Quando conversou com a reportagem do JC em abril, por ocasião da vinda ao Recife para o show de relançamento do Ainda Há Tempo, Criolo falou sobre as experiências que o inspiram a dividir com o mundo suas criações. Os pais, seu Cleon e dona Maria Vilani, assim como os irmãos e sobrinhos foram citados com carinho como motivadores de textos, ideias, músicas.
Três meses depois, o paulistano volta à cidade, dessa vez, pondo em segundo plano a persona MC. Num show onde canta sentado, com banda de fundo, ele apresenta os dez sambas que compôs e gravou em Espiral de Ilusão, quarto álbum de inéditas. Ao telefone, o paulistano contou que a relação com o samba caminha ao lado da afetividade que sempre invoca ao falar da comunidade onde cresceu, rodeado por sonoridades vindas dos mais variados estados brasileiros.
“Desde pequeno foi a primeira coisa que aconteceu na minha vida e em todos lugares do mundo é a referência maior sobre a música daqui. Dentro do próprio hip hop essa riqueza sempre esteve presente. É uma expressão maior, que traz historia, cultura, questões sociais” relembra. “A memória que eu tenho não é de nomes, de artistas, mas de ambiente. Eu morava numa casa simples, no Jardim das Imbuias, onde sempre tinha forró e também Ney Matogrosso e Raul Seixas porque minha mãe é louca por eles. E tinha meu pai ouvindo Martinho da vila”.
A vontade de registrar os muitos escritos – ele conta as dez escolhidas saíram de mais 40 composições – que foi desenvolvendo a partir das memórias dos tempos em que acompanhava o pai nos jogos de várzea, onde a música ambiente era sempre um samba, detalha, se tornou sonho. “Principalmente de uns dez anos pra cá, até mesmo durante a época de levantar algumas músicas do Nó Na Orelha (2011), já existia essa vontade. Mas só tive a coragem mesmo agora”.
Contrapondo o estranhamento de alguns fãs ávidos por novas rimas, ele explica que não sente diferença em escrever versos para cantar em cima de beats ou de instrumentos de percussão tocados ao vivo. “Não tem [diferença]porque pra mim tudo é movido a sentimento, na mente, minha vida, eu não vejo distinção. A gente se jogou no palco e deixou acontecer, eu também to tentando entender tudo isso, porque não tem uma fórmula de como funciona”. Não a toa, Linha de Frente e Fermento pra Massa compuseram a tracklist dos anteriores Nó Na Orelha e Convoque Seu Buda (2014), respectivamente.
Munido de letras como a de Menino Mimado, single na qual faz observações políticas e sociais, ele considera que a recepção tem sido a mesma de quando canta rap porque “as pessoas sentem a força da emoção, elas estão muito ligadas à energia”.
Ainda sem muitos detalhes de por onde ainda pretende passar com a turnê, ele garante que, de forma geral, a nova empreitada tem fluido de forma orgânica, assim como a produção do trabalho. “A gente organiza, vai aqui, ali, mas não tem domínio sobre isso.

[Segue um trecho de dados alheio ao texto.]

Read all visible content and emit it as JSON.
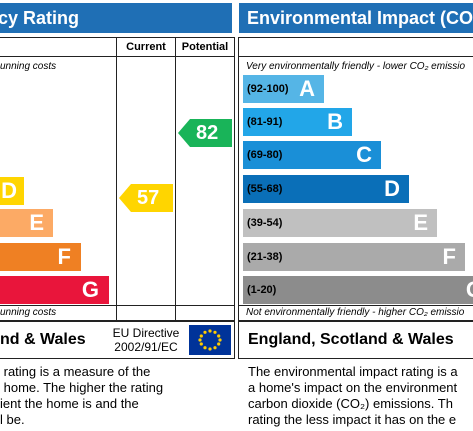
{
  "left_panel": {
    "header": "cy Rating",
    "col_current": "Current",
    "col_potential": "Potential",
    "note_top": "unning costs",
    "note_bottom": "unning costs",
    "footer_title": "nd & Wales",
    "directive_line1": "EU Directive",
    "directive_line2": "2002/91/EC",
    "description": " rating is a measure of the\n home. The higher the rating\nient the home is and the\nl be."
  },
  "right_panel": {
    "header": "Environmental Impact (CO",
    "note_top": "Very environmentally friendly - lower CO₂ emissio",
    "note_bottom": "Not environmentally friendly - higher CO₂ emissio",
    "footer_title": "England, Scotland & Wales",
    "description": "The environmental impact rating is a\na home's impact on the environment\ncarbon dioxide (CO₂) emissions. Th\nrating the less impact it has on the e"
  },
  "chart_data": [
    {
      "type": "bar",
      "title": "cy Rating",
      "categories": [
        "D",
        "E",
        "F",
        "G"
      ],
      "colors": {
        "D": "#ffd500",
        "E": "#fcaa65",
        "F": "#ef8023",
        "G": "#e9153b"
      },
      "current": {
        "value": 57,
        "band": "D",
        "color": "#ffd500"
      },
      "potential": {
        "value": 82,
        "band": "B",
        "color": "#19b459"
      }
    },
    {
      "type": "bar",
      "title": "Environmental Impact (CO",
      "categories": [
        "A",
        "B",
        "C",
        "D",
        "E",
        "F",
        "G"
      ],
      "ranges": [
        "(92-100)",
        "(81-91)",
        "(69-80)",
        "(55-68)",
        "(39-54)",
        "(21-38)",
        "(1-20)"
      ],
      "colors": {
        "A": "#55b5e6",
        "B": "#22a6e8",
        "C": "#1a8fd7",
        "D": "#0a6fb8",
        "E": "#c0c0c0",
        "F": "#aaaaaa",
        "G": "#8c8c8c"
      }
    }
  ]
}
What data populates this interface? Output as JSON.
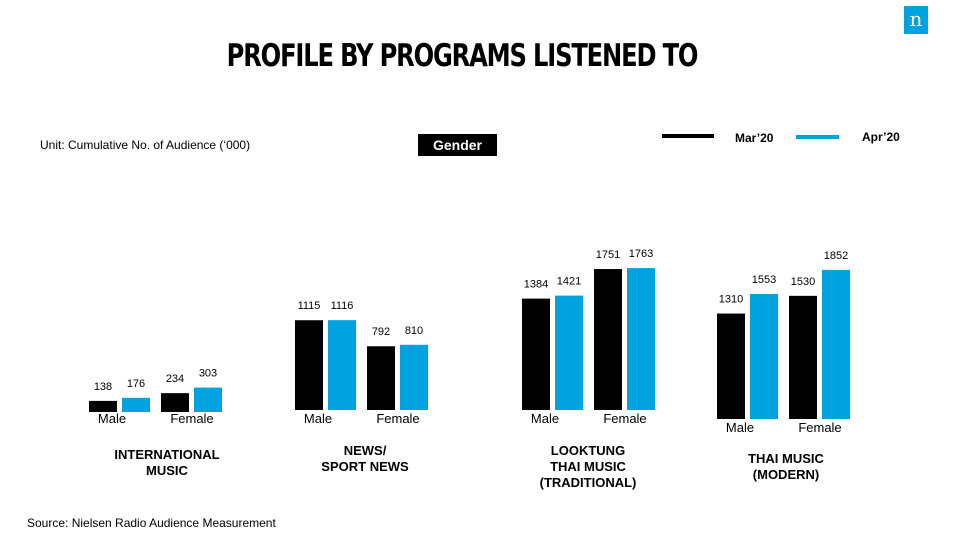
{
  "logo": "n",
  "title": "PROFILE BY PROGRAMS LISTENED TO",
  "unit_note": "Unit: Cumulative  No. of Audience (‘000)",
  "gender_label": "Gender",
  "source": "Source: Nielsen Radio Audience Measurement",
  "colors": {
    "mar20": "#000000",
    "apr20": "#00a3e0"
  },
  "chart_data": {
    "type": "bar",
    "series": [
      {
        "name": "Mar’20",
        "color": "#000000"
      },
      {
        "name": "Apr’20",
        "color": "#00a3e0"
      }
    ],
    "groups": [
      {
        "label": [
          "INTERNATIONAL",
          "MUSIC"
        ],
        "categories": [
          "Male",
          "Female"
        ],
        "values": {
          "Mar’20": [
            138,
            234
          ],
          "Apr’20": [
            176,
            303
          ]
        }
      },
      {
        "label": [
          "NEWS/",
          "SPORT NEWS"
        ],
        "categories": [
          "Male",
          "Female"
        ],
        "values": {
          "Mar’20": [
            1115,
            792
          ],
          "Apr’20": [
            1116,
            810
          ]
        }
      },
      {
        "label": [
          "LOOKTUNG",
          "THAI MUSIC",
          "(TRADITIONAL)"
        ],
        "categories": [
          "Male",
          "Female"
        ],
        "values": {
          "Mar’20": [
            1384,
            1751
          ],
          "Apr’20": [
            1421,
            1763
          ]
        }
      },
      {
        "label": [
          "THAI MUSIC",
          "(MODERN)"
        ],
        "categories": [
          "Male",
          "Female"
        ],
        "values": {
          "Mar’20": [
            1310,
            1530
          ],
          "Apr’20": [
            1553,
            1852
          ]
        }
      }
    ]
  }
}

E foi tudo muito rápido [todo o processos de feitura do disco levou cerca de 40 dias] ou então não acontecia”, confessa.
Os fãs podem esperar um segundo disco de samba? “Eu não tenho ideia. Quem iria imaginar que eu faria um disco de samba? Ou Nó Na Orelha depois do Ainda Há Tempo? Tá tudo muito recente ainda, a gente não é dono disso”.
Filho de nordestinos e adeptos aos discursos elogiosos à capital pernambucana, ele encerra a conversa convocando o público local.
“Eu tô muito ansioso pra voltar pro Recife porque sempre que eu vou aí volto abençoado. Tá todo mundo convocado, vamo lá. Vamo celebrar a vida porque a situação tá osso”.
Para completar o clima de tributo ao ritmo centenário, o cantor Xico de Assis abre a noite cantando sambas clássicos, muitos deles interpretados no show Samba Eu Canto Assim, integrante da programação da Mercearia do Braz, no bairro da Boa Vista.
No repertório, músicas clássicas do gênero, fazendo um resgate de grandes cantores a exemplo de Cartola, Nelson Cavaquinho, Adoniran Barbosa, Noel Rosa e Ataulfo Alves.
Tais ícones devem estar presentes também na discotecagem do DJ 440, responsável pelo som nos intervalos. Fecha a noite o Samba do Preto Velho.